Comment 4 for bug 1400497

Revision history for this message
Christian Schwede (cschwede) wrote : Re: [Bug 1400497] Re: swift-ring-builder not distributing partitions evenly between zones

Hello Tim,

On 09.12.14 23:43, Tim Leak wrote:
> Thanks for the response, Christian. I understand now that the
> device weight is being considered when the partitions are assigned,
> but what I am seeing is that this behavior can cause both copies of
> ingested content to be stored on devices in the same zone. Again,
> this seems to break a fundamental concept of swift:
>
> <from the Swift Architectural Overview, under The Ring> "Data can be
> isolated with the concept of zones in the ring. Each replica of a
> partition is guaranteed to reside in a different zone. A zone could
> represent a drive, a server, a cabinet, a switch, or even a
> datacenter."

Yes, you're right - unfortunately this section in the documents was not
updated with the patch. I submitted a patch for this:

https://review.openstack.org/#/c/140478/

> I would expect that the weight of the devices would need be
> considered when assigning partitions within a zone, say to allow a
> 3TB disk to be allocated more partitions than a 1TB disk. I would
> not expect that the cumulative weights of the zones would need to be
> the same in order to guarantee that copies of ingested data are
> isolated.

So, let's take the following example: you have one zone with 10 x 4 TB
disks, and assigned a weight of 10 x 4000. Another zone has 10 x 2 TB
disks, and a weight of 10 x 2000. Now the second zone will run out of
space very quickly (with Swift < 2.1), so you have to assign more space
to this zone - and by doing this you also assign more weight.

> If this is by design, and I do need to guarantee that different
> copies of a piece of ingested content are stored on devices in
> different zones, then what specific characteristics do I need to
> configure for the devices/zones in order to make that happen?

This is by design. The problem is when you have less regions/zones/nodes
than replicas and add a new region/zone/replica. Before Swift 2.1 one
replica of each partition was moved to the new region/zone - and this is
a huge impact for larger deployments or deployments with a lot of
requests. By including the weight into the calculation it is now
possible to control the data that will be moved to other regions/zones.

The documentation recommends 5 zones, and in that case (or rings with
even more zones) you only have to ensure that none of the zones has a
weight of more than 1/replicas * total weight assigned.

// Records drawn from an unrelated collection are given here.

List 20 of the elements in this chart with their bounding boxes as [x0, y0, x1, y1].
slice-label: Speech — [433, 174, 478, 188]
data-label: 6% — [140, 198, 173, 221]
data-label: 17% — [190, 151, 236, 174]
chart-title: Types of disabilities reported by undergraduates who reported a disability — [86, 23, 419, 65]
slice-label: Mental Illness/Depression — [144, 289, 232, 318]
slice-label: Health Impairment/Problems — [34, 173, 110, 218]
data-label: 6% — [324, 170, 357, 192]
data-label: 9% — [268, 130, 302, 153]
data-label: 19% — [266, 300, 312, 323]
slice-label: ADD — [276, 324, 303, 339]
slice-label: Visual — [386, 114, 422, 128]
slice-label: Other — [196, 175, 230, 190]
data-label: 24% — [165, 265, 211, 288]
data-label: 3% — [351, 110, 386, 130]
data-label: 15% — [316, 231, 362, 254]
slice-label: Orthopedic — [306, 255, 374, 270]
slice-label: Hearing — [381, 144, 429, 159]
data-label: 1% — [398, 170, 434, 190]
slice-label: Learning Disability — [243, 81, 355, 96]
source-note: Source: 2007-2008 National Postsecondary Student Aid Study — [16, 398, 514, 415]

This should be
the case if all of your zones are similar sized.

The submitted patch will now raise a warning after rebalancing if there
is any tier at risk.

> Is there any difference when I introduce different regions for
> further isolation?

No, it's the same behavior.

Let me know if you have more questions on this. I can also have a look
at a specific ring if you can share that data.

Best,

Christian